Victor David Hanson’s has a good post on”The Rise of the Adolescent Mind” which discusses how much of the public discourse seems driven by an adolescent mind set of “I want it, why won’t you give it to me?”. It inspired me to write a comment that turned out unusually well so I thought I would repost it here:
I think the problem with adolescents and Leftists in general is best summed up by Pope:
A little learning is a dangerous thing;
drink deep, or taste not the Pierian spring:
there shallow draughts intoxicate the brain,
and drinking largely sobers us again
When the mind starts to flower in late adolescence we feel empowered and wise because we compare our new found level of knowledge not with the sum of all knowledge but only relative to that which we personally knew a few months or years before. We feel that since we know so much more than we did, we must know all we truly need to know. This trait in youths has been noted since classical times. Usually, we only lose that arrogance when we graduate to life’s only true school, the school of hard knocks. The teachers in the school of hard knocks shove our heads under the water of the Pierian spring and force us drink or drown.

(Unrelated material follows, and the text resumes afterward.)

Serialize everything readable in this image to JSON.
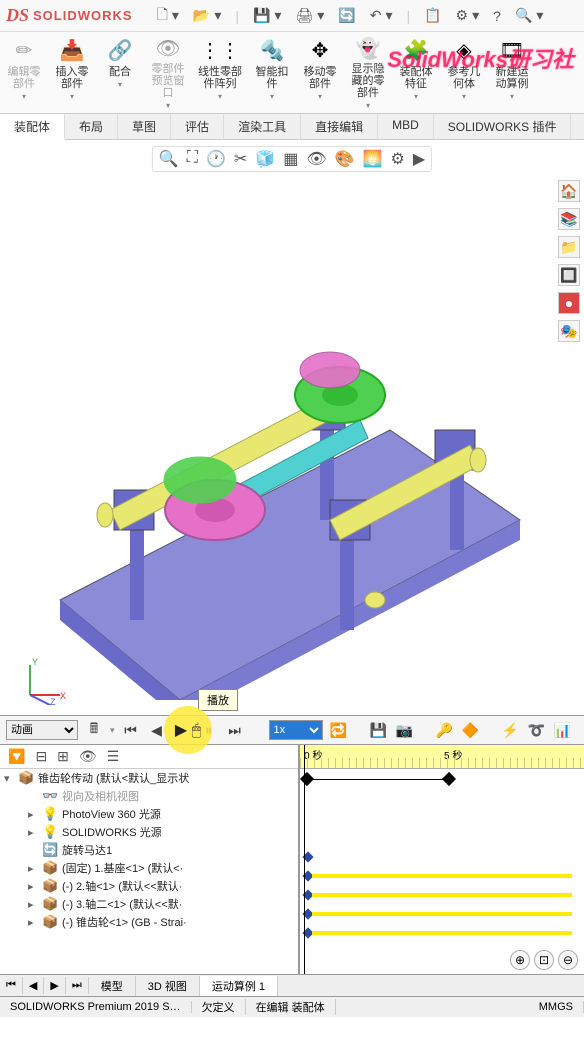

Unfortunately, many people never attend the school of hard knocks and never take those very vital deep draughts of experience. For those who spend their entire lives in government, activism or academia, inescapable physical reality never intrudes to disrupt the intellectual elegance of their fanciful hypothesis. Facts and physical limitations become strange mythological things spoken of only by the ignorant pagans in business, technology or the military. We grow up only when we have to. These people’s intellects and emotion freeze in late adolescence because they are never challenged to grow up.
A true education teaches humility. In a real education, every new thing we learn only expands the radius of our ignorance allowing to see how much more of the world actually exist and how very little of it our personal real knowledge covers.
A failed education, an indoctrination, teaches arrogance. It teaches that all that one needs to know lies within the circumference of the ideology. Anything outside the circumference is trivial. That is what we see in various collectivist ideologies. “Our knowledge is so vast and so encompassing that we have right, even the duty, to impose our will on everyone for the collective good.”
Perhaps we could find the Perian spring, bottle the water and market as something rich people drink to help the environment. Only then can we force our hoards of adolescents to imbibe the wisdom they truly need.